Actualités de l’Enluminure

– Dossier : L’Enluminure française (Art. 7) –

L’Évangéliaire dit « de Saint-Mihiel », réalisé à Reichenau (Allemagne) vers 1040, vient d’être vendu par l’Institut catholique de Lille qui le conservait depuis 1881. Destiné à la proclamation des Évangiles lors des principales fêtes liturgiques et messes solennelles de l’année, il avait été commandé par Irmengard de Nellenburg, apparentée au pape Léon IX et, par son oncle Henri II (973-1024), à la dynastie ottonienne relayée par la dynastie salienne (ou franconienne) à la mort de celui-ci.

Le programme iconographique typique des 254 folios réalisés à Reichenau fait une belle place à des couleurs « célestes » culminant dans la très rare représentation d’Irmengard offrant au Christ son époux Werner tué en 1053 à la bataille de Civitate1. L’époux lui-même tend l’évangéliaire au Christ. Le repos de l’âme du défunt est ainsi confié à la communauté monastique bénéficiaire de ce manuscrit. La réalisation des doubles pages est exceptionnelle.

Retrouvé par le curé Charles Didiot (1797-1866) chez un libraire de Saint-Mihiel (Meuse) , issu peut-être de l’abbaye de cette ville, à moins qu’il ne provienne de l’Abbaye Saint-Mansuy de Toul (Meurthe-et-Moselle) où il était attesté en 1696, le codex d’Irmengard fut offert par le frère de Charles Didiot, Jules Didiot (1840-1903), lui-même chanoine, à la faculté de théologie de l’Université catholique de Lille dont il était le doyen, en 1881. Le Musée Getty de Los Angeles ne s’y est pas trompé, qui vient de le racheter bien qu’il ait été classé « Trésor national » en 2020. Aucun acquéreur ne s’étant présenté, la vente a pu se faire légalement au musée Getty, ce dont la conservatrice du département des manuscrits Elizabeth Morrison se réjouit : la dernière acquisition du musée concernant le XIe siècle remonte aux années 1980.

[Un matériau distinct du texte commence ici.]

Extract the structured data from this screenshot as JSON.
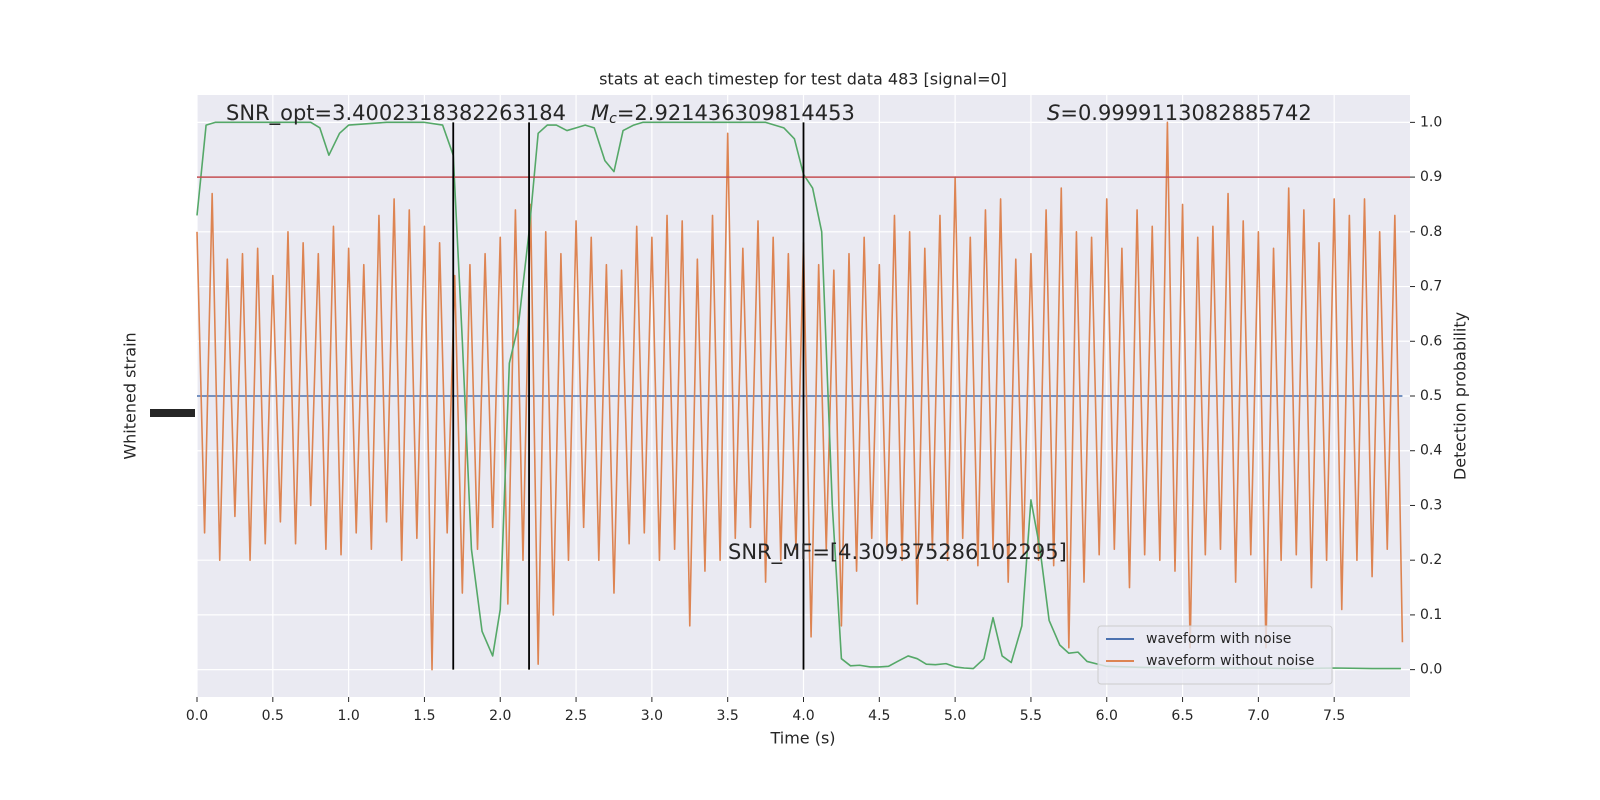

L’Éducation du prince chrétien, manuscrit enluminé réalisé vers 1530 par Étienne Colaud (actif entre 1512 et 1541) ou son entourage, a eu une meilleure fortune : il s’agit de l’édition française de l’ouvrage écrit en 1516 par Érasme pour Charles Quint alors âgé de seize ans. Guillaume de Montmorency, chevalier d’honneur de Louise de Savoie, et l’abbé de Baudreuil de Saint-Martin-aux-Bois souhaitaient le transmettre au dauphin François de France2 alors détenu en Espagne. Ce manuscrit ayant appartenu aux familles de Montmorency puis de Condé a été préempté en octobre 2022 par la bibliothèque du musée Condé de Chantilly pour près de 200 000 euros.

Article publié dans la revue Una Voce n°342 de Mai – Juin 2023

  1. Cette bataille opposa près de Foggia (région des Pouilles, Italie) les Normands Onfroy d’Apulie et Richard 1er et les forces rassemblées par le pape Léon IX pour reprendre aux Normands leurs fiefs italiens. Ces forces constituées de seigneurs italiens, d’un contingent germanique de l’empereur Henri III le Noir et de troupes byzantines, furent écrasées par la chevalerie normande en infériorité numérique mais à l’habileté équestre devenue légendaire. Le pape Léon IX y fut capturé et emprisonné à Bénévent. II mourut à Rome peu après sa libération en 1054.
  2. Le dauphin François (1518-1536), fils de François 1er, fut détenu avec son frère Henri (futur Henri II, 1519-1559) par Charles Quint, après la défaite de François 1er à Pavie et la signature du traité de Madrid (Janvier 1526). Les deux jeunes gens furent donc otages le temps de l’exécution du traité.